Cary Goldstein
Cary Goldstein is Associate Publisher of TWELVE, responsible for orchestrating the imprint’s publicity strategies, as well as acquiring and editing works of fiction and nonfiction. He was previously Assistant Director of Publicity and Director of Web Publicity at Farrar, Straus and Giroux, where he began his career as an intern in 1996 and went on to handle the publicity campaigns for numerous acclaimed books, including The Assassin's Gate by George Packer, Sweet and Low by Rich Cohen, and Mirror to America by John Hope Franklin.

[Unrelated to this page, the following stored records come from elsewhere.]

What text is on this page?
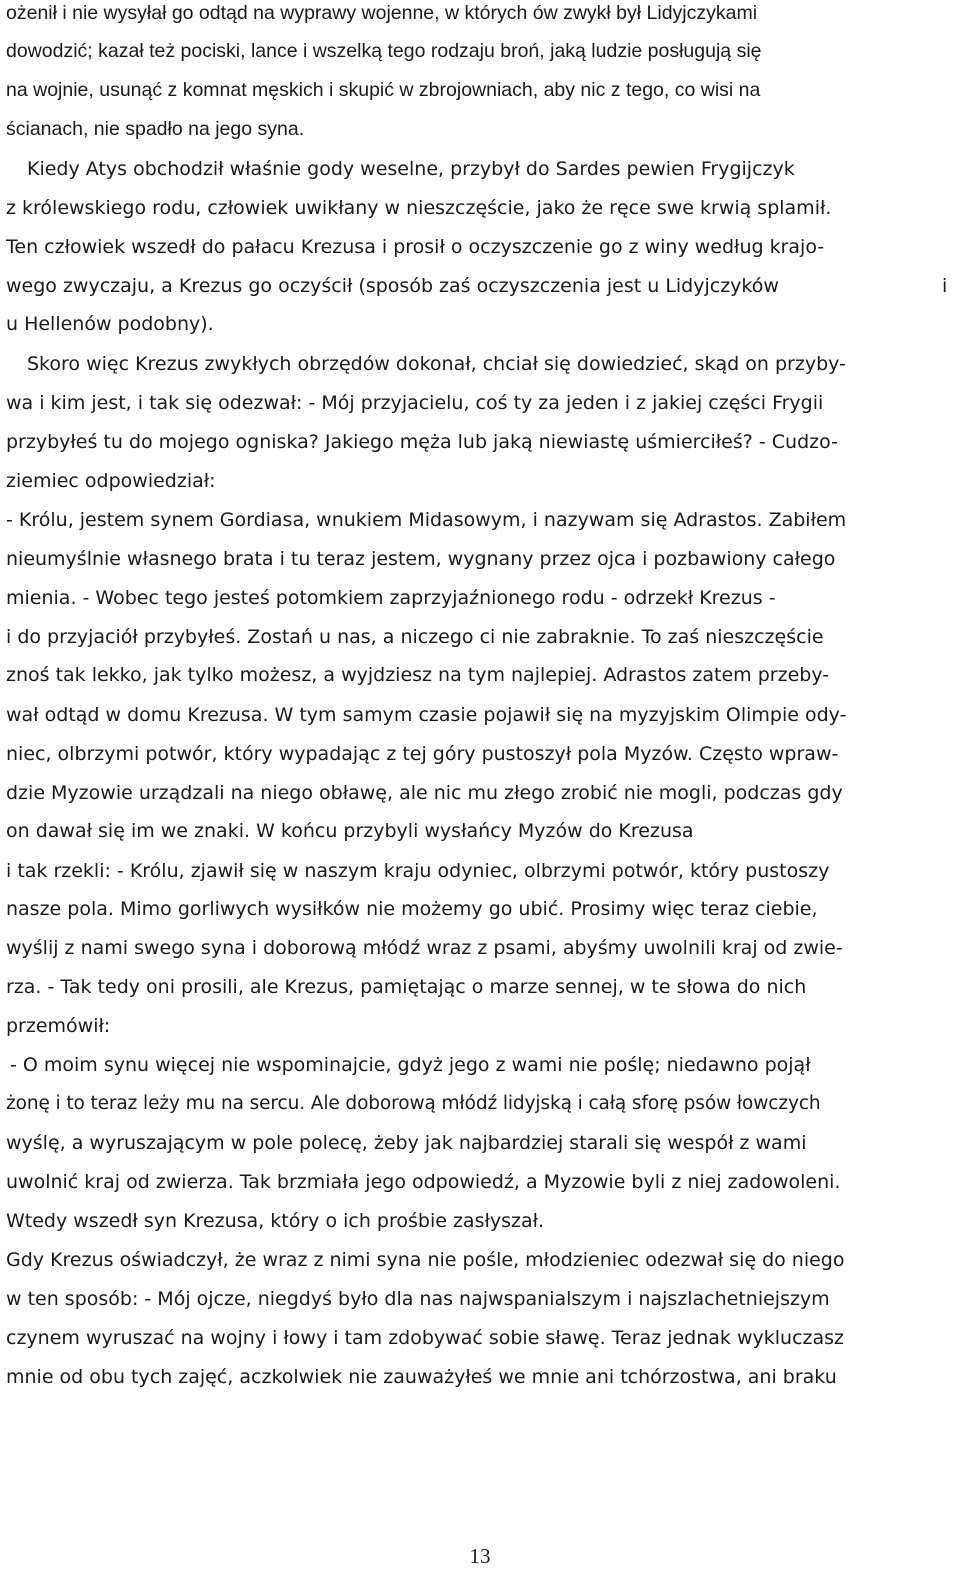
ożenił i nie wysyłał go odtąd na wyprawy wojenne, w których ów zwykł był Lidyjczykami
dowodzić; kazał też pociski, lance i wszelką tego rodzaju broń, jaką ludzie posługują się
na wojnie, usunąć z komnat męskich i skupić w zbrojowniach, aby nic z tego, co wisi na
ścianach, nie spadło na jego syna.
Kiedy Atys obchodził właśnie gody weselne, przybył do Sardes pewien Frygijczyk
z królewskiego rodu, człowiek uwikłany w nieszczęście, jako że ręce swe krwią splamił.
Ten człowiek wszedł do pałacu Krezusa i prosił o oczyszczenie go z winy według krajo-
wego zwyczaju, a Krezus go oczyścił (sposób zaś oczyszczenia jest u Lidyjczyków	i
u Hellenów podobny).
Skoro więc Krezus zwykłych obrzędów dokonał, chciał się dowiedzieć, skąd on przyby-
wa i kim jest, i tak się odezwał: - Mój przyjacielu, coś ty za jeden i z jakiej części Frygii
przybyłeś tu do mojego ogniska? Jakiego męża lub jaką niewiastę uśmierciłeś? - Cudzo-
ziemiec odpowiedział:
- Królu, jestem synem Gordiasa, wnukiem Midasowym, i nazywam się Adrastos. Zabiłem
nieumyślnie własnego brata i tu teraz jestem, wygnany przez ojca i pozbawiony całego
mienia. - Wobec tego jesteś potomkiem zaprzyjaźnionego rodu - odrzekł Krezus -
i do przyjaciół przybyłeś. Zostań u nas, a niczego ci nie zabraknie. To zaś nieszczęście
znoś tak lekko, jak tylko możesz, a wyjdziesz na tym najlepiej. Adrastos zatem przeby-
wał odtąd w domu Krezusa. W tym samym czasie pojawił się na myzyjskim Olimpie ody-
niec, olbrzymi potwór, który wypadając z tej góry pustoszył pola Myzów. Często wpraw-
dzie Myzowie urządzali na niego obławę, ale nic mu złego zrobić nie mogli, podczas gdy
on dawał się im we znaki. W końcu przybyli wysłańcy Myzów do Krezusa
i tak rzekli: - Królu, zjawił się w naszym kraju odyniec, olbrzymi potwór, który pustoszy
nasze pola. Mimo gorliwych wysiłków nie możemy go ubić. Prosimy więc teraz ciebie,
wyślij z nami swego syna i doborową młódź wraz z psami, abyśmy uwolnili kraj od zwie-
rza. - Tak tedy oni prosili, ale Krezus, pamiętając o marze sennej, w te słowa do nich
przemówił:
- O moim synu więcej nie wspominajcie, gdyż jego z wami nie poślę; niedawno pojął
żonę i to teraz leży mu na sercu. Ale doborową młódź lidyjską i całą sforę psów łowczych
wyślę, a wyruszającym w pole polecę, żeby jak najbardziej starali się wespół z wami
uwolnić kraj od zwierza. Tak brzmiała jego odpowiedź, a Myzowie byli z niej zadowoleni.
Wtedy wszedł syn Krezusa, który o ich prośbie zasłyszał.
Gdy Krezus oświadczył, że wraz z nimi syna nie pośle, młodzieniec odezwał się do niego
w ten sposób: - Mój ojcze, niegdyś było dla nas najwspanialszym i najszlachetniejszym
czynem wyruszać na wojny i łowy i tam zdobywać sobie sławę. Teraz jednak wykluczasz
mnie od obu tych zajęć, aczkolwiek nie zauważyłeś we mnie ani tchórzostwa, ani braku
13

During his time with FSG he was instrumental in breaking out new voices in fiction and nonfiction, including David Bezmozgis, author of Natasha: And Other Stories; Emily Barton, author of Brookland; Paul Elie, author of The Life You Save Might Be Your Own ; Christopher Sorrentino, author of Trance, which was nominated for the National Book Award; Jonathan Mahler, author of Ladies and Gentlemen, The Bronx is Burning; and Noah Feldman, author of After Jihad, Divided by God, and a forthcoming book on FDR and the Supreme Court called THE SCORPIONS, to be published by TWELVE in November, 2010. Mr. Goldstein has also been senior publicist at Basic Books, Director of National Poetry Month for The Academy of American Poets, and buyer and features editor responsible for Fiction, Literature, and Poetry at Barnes & Noble.com.

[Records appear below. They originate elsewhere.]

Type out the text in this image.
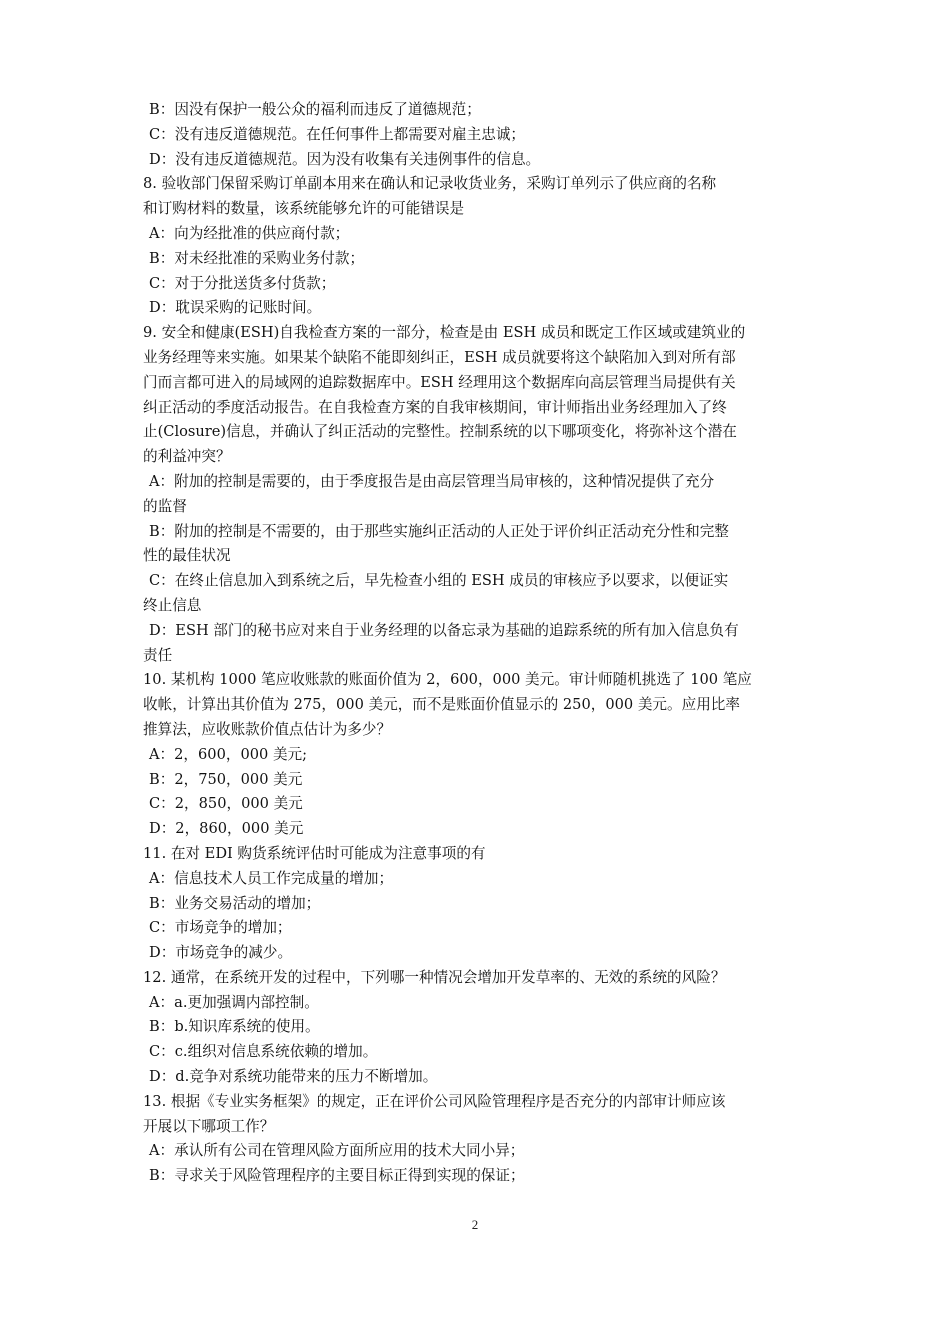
B：因没有保护一般公众的福利而违反了道德规范；
C：没有违反道德规范。在任何事件上都需要对雇主忠诚；
D：没有违反道德规范。因为没有收集有关违例事件的信息。
8. 验收部门保留采购订单副本用来在确认和记录收货业务，采购订单列示了供应商的名称
和订购材料的数量，该系统能够允许的可能错误是
A：向为经批准的供应商付款；
B：对未经批准的采购业务付款；
C：对于分批送货多付货款；
D：耽误采购的记账时间。
9. 安全和健康(ESH)自我检查方案的一部分，检查是由 ESH 成员和既定工作区域或建筑业的
业务经理等来实施。如果某个缺陷不能即刻纠正，ESH 成员就要将这个缺陷加入到对所有部
门而言都可进入的局域网的追踪数据库中。ESH 经理用这个数据库向高层管理当局提供有关
纠正活动的季度活动报告。在自我检查方案的自我审核期间，审计师指出业务经理加入了终
止(Closure)信息，并确认了纠正活动的完整性。控制系统的以下哪项变化，将弥补这个潜在
的利益冲突？
A：附加的控制是需要的，由于季度报告是由高层管理当局审核的，这种情况提供了充分
的监督
B：附加的控制是不需要的，由于那些实施纠正活动的人正处于评价纠正活动充分性和完整
性的最佳状况
C：在终止信息加入到系统之后，早先检查小组的 ESH 成员的审核应予以要求，以便证实
终止信息
D：ESH 部门的秘书应对来自于业务经理的以备忘录为基础的追踪系统的所有加入信息负有
责任
10. 某机构 1000 笔应收账款的账面价值为 2，600，000 美元。审计师随机挑选了 100 笔应
收帐，计算出其价值为 275，000 美元，而不是账面价值显示的 250，000 美元。应用比率
推算法，应收账款价值点估计为多少？
A：2，600，000 美元;
B：2，750，000 美元
C：2，850，000 美元
D：2，860，000 美元
11. 在对 EDI 购货系统评估时可能成为注意事项的有
A：信息技术人员工作完成量的增加；
B：业务交易活动的增加；
C：市场竞争的增加；
D：市场竞争的减少。
12. 通常，在系统开发的过程中，下列哪一种情况会增加开发草率的、无效的系统的风险？
A：a.更加强调内部控制。
B：b.知识库系统的使用。
C：c.组织对信息系统依赖的增加。
D：d.竞争对系统功能带来的压力不断增加。
13. 根据《专业实务框架》的规定，正在评价公司风险管理程序是否充分的内部审计师应该
开展以下哪项工作？
A：承认所有公司在管理风险方面所应用的技术大同小异；
B：寻求关于风险管理程序的主要目标正得到实现的保证；
2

At TWELVE he has edited Jess Winfield’s MY NAME IS WILL: A Novel of Sex, Drugs and Shakespeare, a New York Times Book Review “Editor’s Choice” that ingeniously intertwines the misadventures of the eighteen-year-old bard and modern day Willie Greenberg as they struggle to become they men they are destined to be; WHEN I STOP TALKING, YOU’LL KNOW I’M DEAD: Useful Stories from a Persuasive Man, entertainment titan Jerry Weintraub’s hilarious, autobiographical account of what it takes to make it to the top, written with Rich Cohen; and Iowa Writers Workshop fellow Benjamin Hale’s forthcoming debut novel THE EVOLUTION OF BRUNO LITTLEMORE, a fictional memoir told from the point of view of the world's first chimpanzee to acquire the power of speech, chronicling the extraordinary events that lead to his imprisonment for murdering a man.